The gon-1 gene is required for all three processes: gon-1 null mutants do not extend gonadal arms, do not form an SGP and do not generate organized tubular structures. However, cell lineage patterns are unaffected in gon-1 mutants and tissue differentiation occurs normally. Laser ablation of the leader cells in wild-type animals phenocopies gon-1, although the effects are less severe. Therefore, many, but not all, of the gonadal defects in gon-1 mutants can be ascribed to a loss of leader cell function.
The gon-1 gene encodes a protein containing a metalloproteinase domain followed by numerous thrombospondin type-1 repeats. It belongs to a small gene family that includes the bovine procollagen I N-proteinase. An E > A mutation in the metalloproteinase active site abolishes GON-1 function. A gon-1 promoter fusion, gon-1 5'::GFP, drives expression in leader cells and in muscle cells.
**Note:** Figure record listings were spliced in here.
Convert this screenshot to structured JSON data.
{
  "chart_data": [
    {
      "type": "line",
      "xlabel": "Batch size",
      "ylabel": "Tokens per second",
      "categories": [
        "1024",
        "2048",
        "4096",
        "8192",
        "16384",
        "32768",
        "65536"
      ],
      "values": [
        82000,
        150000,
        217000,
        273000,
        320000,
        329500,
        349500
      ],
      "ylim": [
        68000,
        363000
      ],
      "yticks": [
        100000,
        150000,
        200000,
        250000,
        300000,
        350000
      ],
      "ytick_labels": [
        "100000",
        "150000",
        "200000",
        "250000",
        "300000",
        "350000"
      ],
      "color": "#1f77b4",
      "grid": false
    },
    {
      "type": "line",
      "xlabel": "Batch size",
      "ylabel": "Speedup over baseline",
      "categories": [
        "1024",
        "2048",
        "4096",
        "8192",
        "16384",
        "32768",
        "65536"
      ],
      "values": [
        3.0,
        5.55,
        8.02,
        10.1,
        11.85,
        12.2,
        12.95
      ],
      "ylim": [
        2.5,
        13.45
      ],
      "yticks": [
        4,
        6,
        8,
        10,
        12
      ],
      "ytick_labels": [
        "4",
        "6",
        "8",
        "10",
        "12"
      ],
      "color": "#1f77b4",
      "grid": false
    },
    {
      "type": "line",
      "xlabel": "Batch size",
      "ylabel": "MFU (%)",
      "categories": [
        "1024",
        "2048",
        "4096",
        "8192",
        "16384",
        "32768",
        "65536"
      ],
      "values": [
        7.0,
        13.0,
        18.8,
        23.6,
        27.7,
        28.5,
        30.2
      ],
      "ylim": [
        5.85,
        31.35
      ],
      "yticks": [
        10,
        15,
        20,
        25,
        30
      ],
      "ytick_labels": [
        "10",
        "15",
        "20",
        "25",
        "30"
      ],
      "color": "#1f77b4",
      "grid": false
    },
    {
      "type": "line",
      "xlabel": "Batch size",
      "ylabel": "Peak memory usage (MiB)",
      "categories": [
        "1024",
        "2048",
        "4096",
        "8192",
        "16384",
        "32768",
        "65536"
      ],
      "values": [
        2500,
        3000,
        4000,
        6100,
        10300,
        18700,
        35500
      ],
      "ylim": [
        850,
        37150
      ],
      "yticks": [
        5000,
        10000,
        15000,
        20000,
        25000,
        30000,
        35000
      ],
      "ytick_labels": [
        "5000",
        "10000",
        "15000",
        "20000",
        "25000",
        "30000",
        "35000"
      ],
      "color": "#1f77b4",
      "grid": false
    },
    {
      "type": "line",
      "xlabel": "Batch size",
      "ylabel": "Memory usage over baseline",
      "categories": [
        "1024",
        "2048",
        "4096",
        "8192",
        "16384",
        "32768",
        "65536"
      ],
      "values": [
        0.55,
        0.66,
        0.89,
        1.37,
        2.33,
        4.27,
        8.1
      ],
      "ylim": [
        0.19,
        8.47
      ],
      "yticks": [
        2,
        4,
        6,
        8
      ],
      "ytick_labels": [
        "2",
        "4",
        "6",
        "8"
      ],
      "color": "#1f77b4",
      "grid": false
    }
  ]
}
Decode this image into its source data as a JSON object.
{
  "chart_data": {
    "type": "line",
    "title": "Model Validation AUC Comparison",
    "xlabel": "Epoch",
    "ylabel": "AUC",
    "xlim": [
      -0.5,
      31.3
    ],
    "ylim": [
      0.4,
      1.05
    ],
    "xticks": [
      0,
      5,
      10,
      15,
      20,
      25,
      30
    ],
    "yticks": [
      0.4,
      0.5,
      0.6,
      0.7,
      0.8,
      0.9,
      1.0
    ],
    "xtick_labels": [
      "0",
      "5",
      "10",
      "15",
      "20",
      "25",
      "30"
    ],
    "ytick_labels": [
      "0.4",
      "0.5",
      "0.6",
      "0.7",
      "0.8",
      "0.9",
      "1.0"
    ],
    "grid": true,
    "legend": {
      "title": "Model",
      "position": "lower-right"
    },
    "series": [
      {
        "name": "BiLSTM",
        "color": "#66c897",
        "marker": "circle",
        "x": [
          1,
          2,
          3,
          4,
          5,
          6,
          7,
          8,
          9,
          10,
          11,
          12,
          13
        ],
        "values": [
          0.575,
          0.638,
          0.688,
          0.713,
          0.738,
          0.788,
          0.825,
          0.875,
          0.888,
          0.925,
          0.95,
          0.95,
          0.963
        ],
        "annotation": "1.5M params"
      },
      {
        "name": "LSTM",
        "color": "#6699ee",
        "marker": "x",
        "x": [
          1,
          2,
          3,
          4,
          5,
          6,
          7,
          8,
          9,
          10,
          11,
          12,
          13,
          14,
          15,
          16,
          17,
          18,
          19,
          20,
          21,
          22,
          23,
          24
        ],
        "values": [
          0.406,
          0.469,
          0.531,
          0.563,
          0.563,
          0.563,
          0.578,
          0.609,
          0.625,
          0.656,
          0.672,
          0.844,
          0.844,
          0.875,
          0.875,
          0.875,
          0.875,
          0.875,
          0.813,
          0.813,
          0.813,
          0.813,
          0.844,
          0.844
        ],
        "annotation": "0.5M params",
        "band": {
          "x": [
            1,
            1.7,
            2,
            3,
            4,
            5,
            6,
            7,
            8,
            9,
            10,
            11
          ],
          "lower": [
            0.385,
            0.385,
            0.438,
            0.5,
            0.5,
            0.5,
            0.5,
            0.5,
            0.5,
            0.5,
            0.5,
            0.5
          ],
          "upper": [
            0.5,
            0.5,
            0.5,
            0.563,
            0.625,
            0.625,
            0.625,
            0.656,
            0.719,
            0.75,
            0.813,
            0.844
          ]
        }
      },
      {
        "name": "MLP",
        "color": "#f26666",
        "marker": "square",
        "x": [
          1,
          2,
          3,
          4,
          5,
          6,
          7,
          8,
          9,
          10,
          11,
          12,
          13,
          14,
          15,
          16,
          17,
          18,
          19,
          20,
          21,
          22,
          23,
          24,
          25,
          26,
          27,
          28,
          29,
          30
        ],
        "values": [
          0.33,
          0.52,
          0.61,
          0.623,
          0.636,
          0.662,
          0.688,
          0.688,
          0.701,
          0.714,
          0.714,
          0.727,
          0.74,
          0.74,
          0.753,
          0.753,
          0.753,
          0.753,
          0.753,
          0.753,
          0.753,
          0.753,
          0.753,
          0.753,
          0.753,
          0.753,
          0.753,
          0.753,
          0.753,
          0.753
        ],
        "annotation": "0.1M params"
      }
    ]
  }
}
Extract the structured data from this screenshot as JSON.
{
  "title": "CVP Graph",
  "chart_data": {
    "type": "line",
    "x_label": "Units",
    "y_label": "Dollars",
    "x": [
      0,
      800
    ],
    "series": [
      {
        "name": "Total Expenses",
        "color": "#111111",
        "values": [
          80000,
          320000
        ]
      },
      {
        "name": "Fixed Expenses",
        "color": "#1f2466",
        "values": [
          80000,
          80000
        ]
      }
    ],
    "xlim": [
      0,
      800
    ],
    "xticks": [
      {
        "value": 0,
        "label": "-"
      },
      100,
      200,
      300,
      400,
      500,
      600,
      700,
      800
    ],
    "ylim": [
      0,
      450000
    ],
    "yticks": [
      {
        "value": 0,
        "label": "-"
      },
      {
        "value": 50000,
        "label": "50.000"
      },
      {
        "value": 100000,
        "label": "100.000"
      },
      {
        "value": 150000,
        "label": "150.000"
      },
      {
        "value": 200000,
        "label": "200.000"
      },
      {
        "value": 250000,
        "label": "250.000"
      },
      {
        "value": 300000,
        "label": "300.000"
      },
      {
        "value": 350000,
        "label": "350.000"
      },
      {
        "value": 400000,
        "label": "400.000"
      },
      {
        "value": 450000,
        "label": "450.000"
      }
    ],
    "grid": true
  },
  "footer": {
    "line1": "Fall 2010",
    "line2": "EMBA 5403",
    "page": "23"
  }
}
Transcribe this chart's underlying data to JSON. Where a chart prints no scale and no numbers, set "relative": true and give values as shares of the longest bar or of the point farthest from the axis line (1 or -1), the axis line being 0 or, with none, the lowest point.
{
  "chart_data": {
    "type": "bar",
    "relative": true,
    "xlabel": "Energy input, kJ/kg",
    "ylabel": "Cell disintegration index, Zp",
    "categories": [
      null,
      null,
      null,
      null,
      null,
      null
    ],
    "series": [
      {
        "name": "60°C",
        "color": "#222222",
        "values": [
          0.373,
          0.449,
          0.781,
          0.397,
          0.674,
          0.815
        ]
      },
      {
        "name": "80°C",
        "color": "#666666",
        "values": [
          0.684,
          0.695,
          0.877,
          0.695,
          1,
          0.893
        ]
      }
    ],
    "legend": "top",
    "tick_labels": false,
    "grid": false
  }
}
When the gon-1 coding region is placed under control of a DTC promoter (lag-2::GON-1) and is expressed in gon-1(null) mutant hermaphrodites, the gonadal arms extend as in wild-type along a proximal-distal axis. Expression from a muscle promoter, on the other hand, promotes gonadal expansion along all axes.
I postulate that gon-1 is normally expressed in the leader cells to direct proximal-distal extension of the gonadal arms and in muscle cells to achieve the dorsal-ventral and left-right expansion of the gonad. I also suggest that the GON-1 metalloprotease achieves these ends by remodeling the basement membrane to permit and direct gonadal growth.
Publications
Mathies LD, Schvarzstein M, Morphy KM, Blelloch R, Spence AM, Kimble J. 2004. TRA-1/GLI controls development of somatic gonadal precursors in C. elegans. Development. 131:4333-43.
Blelloch R, Anna-Arriola SS, Gao D, Li Y, Hodgkin J, Kimble J. 1999. The gon-1 gene is required for gonadal morphogenesis in Caenorhabditis elegans. Dev Biol 216:382-93.
Blelloch R, Newman C, Kimble J. 1999. Control of cell migration during Caenorhabditis elegans development (review). Curr Opin Cell Biol 11:608-13.
Blelloch R, Kimble J. 1999. Control of organ shape by a secreted metalloprotease in the nematode Caenorhabditis elegans. Nature 399:586-90.
Roehl H, Bosenberg M, Blelloch R, Kimble J. 1996. Roles of the RAM and ANK domains in signaling by the C. elegans GLP-1 receptor. EMBO J 15:7002-12. PMCID: 452526
Reznikoff CA, Belair CD, Yeager TR, Savelieva E, Blelloch RH, Puthenveettil JA, Cuthill S. 1996.
A molecular genetic model of human bladder cancer pathogenesis (review). Semin Oncol 23:571-84.